In a report in December, former U.N. Secretary-General Kofi Annan recommended that the 8,800-strong mission be extended for one year when its mandate expired February 15, a view backed by the Friends of Haiti, whose members include the United States, Canada, Brazil, France and Britain.

But China, which has no diplomatic relations with Haiti, pushed for a six-month mandate.

Diplomats in Haiti have said China wanted the shorter mandate because of Haiti's support for Taiwan's bid to join the United Nations. Haiti is one of a handful of countries that has diplomatic ties with Taiwan. China and Taiwan split amid civil war in 1949, but Beijing still claims sovereignty over the island.

During negotiations, diplomats said China proposed an eight-month extension for the force, but the U.S. wanted a nine-month extension.

"We have agreed to eight months in the interests of continuing the presence on the ground, but we did support the Friends of Haiti position of 12 months," said U.S. deputy spokesman Ben Chang.

Acting U.S. ambassador Alejandro Wolff called the vote " an important signal of the determination of the international community" to support the U.N. mission.

"This is good news," he said, noting that all previous extensions had been for six months and this was the lengthiest extension for the mission.

China's U.N. Ambassador Wang Guangya said Beijing hopes that during the next eight months, Haiti can move from a peacekeeping operation to a peacebuilding mission.

He complained that the resolution was "not as balanced and comprehensive as expected" because it "overemphasizes military means but fails to pay adequate attention to political reconciliation and economic recovery."

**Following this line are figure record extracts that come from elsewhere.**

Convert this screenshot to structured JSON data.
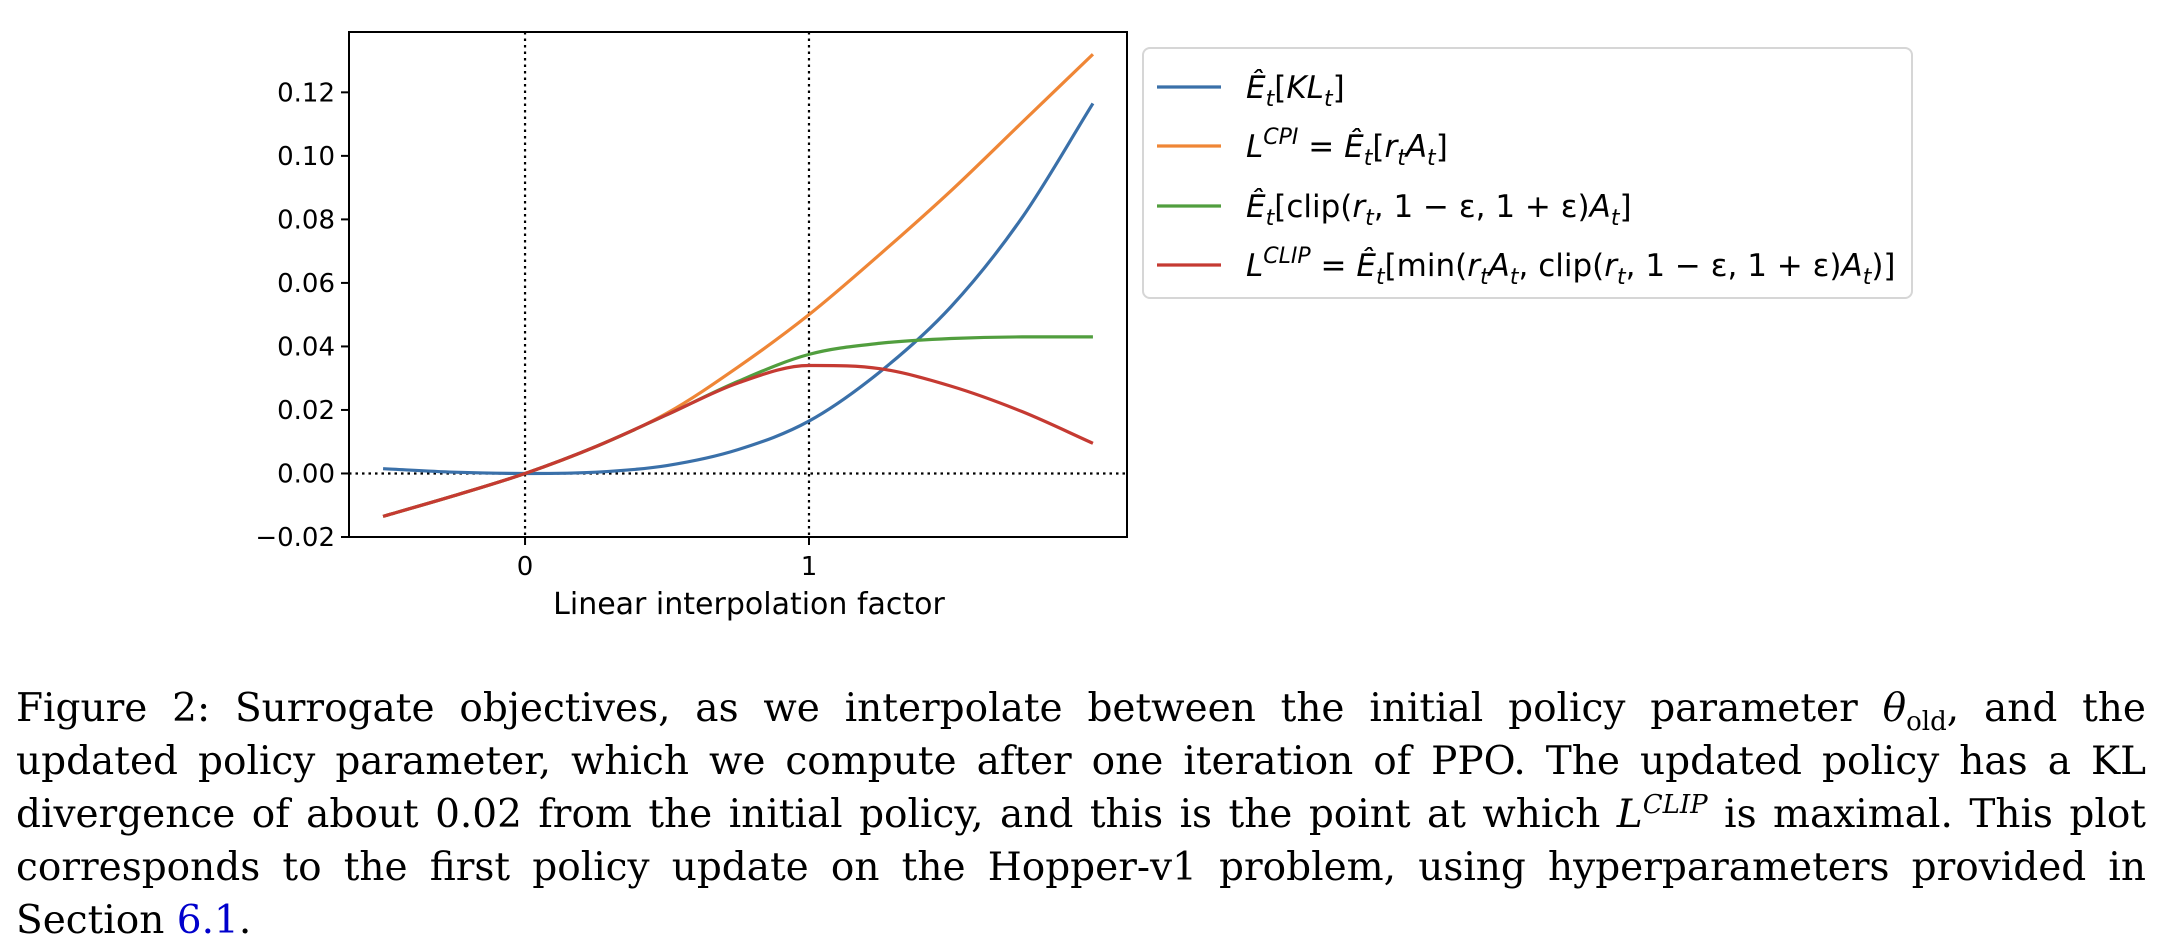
{
  "chart_data": {
    "type": "line",
    "xlabel": "Linear interpolation factor",
    "ylabel": "",
    "title": "",
    "xlim": [
      -0.62,
      2.12
    ],
    "ylim": [
      -0.02,
      0.139
    ],
    "x_ticks": [
      0,
      1
    ],
    "x_tick_labels": [
      "0",
      "1"
    ],
    "y_ticks": [
      -0.02,
      0.0,
      0.02,
      0.04,
      0.06,
      0.08,
      0.1,
      0.12
    ],
    "y_tick_labels": [
      "−0.02",
      "0.00",
      "0.02",
      "0.04",
      "0.06",
      "0.08",
      "0.10",
      "0.12"
    ],
    "reference_lines": [
      {
        "orientation": "vertical",
        "value": 0,
        "style": "dotted"
      },
      {
        "orientation": "vertical",
        "value": 1,
        "style": "dotted"
      },
      {
        "orientation": "horizontal",
        "value": 0,
        "style": "dotted"
      }
    ],
    "grid": false,
    "legend_placement": "outside-right-top",
    "x": [
      -0.5,
      -0.25,
      0.0,
      0.25,
      0.5,
      0.75,
      1.0,
      1.25,
      1.5,
      1.75,
      2.0
    ],
    "series": [
      {
        "name": "Ê_t[KL_t]",
        "color": "#3a70a9",
        "values": [
          0.0015,
          0.0004,
          0.0,
          0.0004,
          0.0025,
          0.0075,
          0.0165,
          0.032,
          0.0525,
          0.0805,
          0.1165
        ]
      },
      {
        "name": "L^CPI = Ê_t[r_t A_t]",
        "color": "#ef8636",
        "values": [
          -0.0135,
          -0.007,
          0.0,
          0.0085,
          0.019,
          0.0335,
          0.05,
          0.069,
          0.089,
          0.1105,
          0.132
        ]
      },
      {
        "name": "Ê_t[clip(r_t, 1 − ε, 1 + ε)A_t]",
        "color": "#519e3e",
        "values": [
          -0.0135,
          -0.007,
          0.0,
          0.0085,
          0.0185,
          0.029,
          0.0375,
          0.041,
          0.0425,
          0.043,
          0.043
        ]
      },
      {
        "name": "L^CLIP = Ê_t[min(r_t A_t, clip(r_t, 1 − ε, 1 + ε)A_t)]",
        "color": "#c53a32",
        "values": [
          -0.0135,
          -0.007,
          0.0,
          0.0085,
          0.0185,
          0.0285,
          0.034,
          0.033,
          0.0275,
          0.0195,
          0.0095
        ]
      }
    ]
  },
  "legend": {
    "e1_open": "[",
    "e1_kl": "KL",
    "e1_t": "t",
    "e1_close": "]",
    "e2_L": "L",
    "e2_sup": "CPI",
    "e2_eq": " = ",
    "e2_r": "r",
    "e2_A": "A",
    "e2_close": "]",
    "e3_clip": "[clip(",
    "e3_r": "r",
    "e3_mid": ", 1 − ε, 1 + ε)",
    "e3_A": "A",
    "e3_close": "]",
    "e4_L": "L",
    "e4_sup": "CLIP",
    "e4_eq": " = ",
    "e4_min": "[min(",
    "e4_r1": "r",
    "e4_A1": "A",
    "e4_clip": ", clip(",
    "e4_r2": "r",
    "e4_mid": ", 1 − ε, 1 + ε)",
    "e4_A2": "A",
    "e4_close": ")]",
    "hat_E": "Ê",
    "sub_t": "t"
  },
  "caption": {
    "lead": "Figure 2: Surrogate objectives, as we interpolate between the initial policy parameter ",
    "theta": "θ",
    "theta_sub": "old",
    "part2": ", and the updated policy parameter, which we compute after one iteration of PPO. The updated policy has a KL divergence of about 0.02 from the initial policy, and this is the point at which ",
    "L": "L",
    "L_sup": "CLIP",
    "part3": " is maximal. This plot corresponds to the first policy update on the Hopper-v1 problem, using hyperparameters provided in Section ",
    "section_ref": "6.1",
    "end": "."
  }
}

Nonetheless, Wang said, "China agreed to put aside some pending issues to facilitate consensus." He expressed hope that these issues will be addressed when the council considers renewing the mandate in October.

Peacekeepers arrived in Haiti in July 2004 to quell unrest sparked by an uprising that led to the ouster of former president Jean-Bertrand Aristide.

The U.N. peacekeeping force -- which includes about 125 Chinese police officers -- has recently stepped up offensives to root out armed gangs that hold sway in slums in Haiti's capital, Port-au-Prince. The gangs are blamed for a wave of kidnappings and other violence.

The resolution calls on the U.N. force to "continue the increased tempo of operations" against the armed gangs to support the Haitian police "to restore security, notably in Port-au-Prince." It encourages the government and the U.N. force "to undertake coordinated deterrent actions to decrease the level of violence."

It asks the U.N. force "to accelerate efforts to reorient its disarmament, demobilization and reintegration resources towards a comprehensive violence reduction program" in coordination with the government.

The resolution recognizes the government of Haiti's "ownership and primary responsibility ... over all aspects of the country's stabilization and good governance" and the U.N. role in supporting the government's efforts.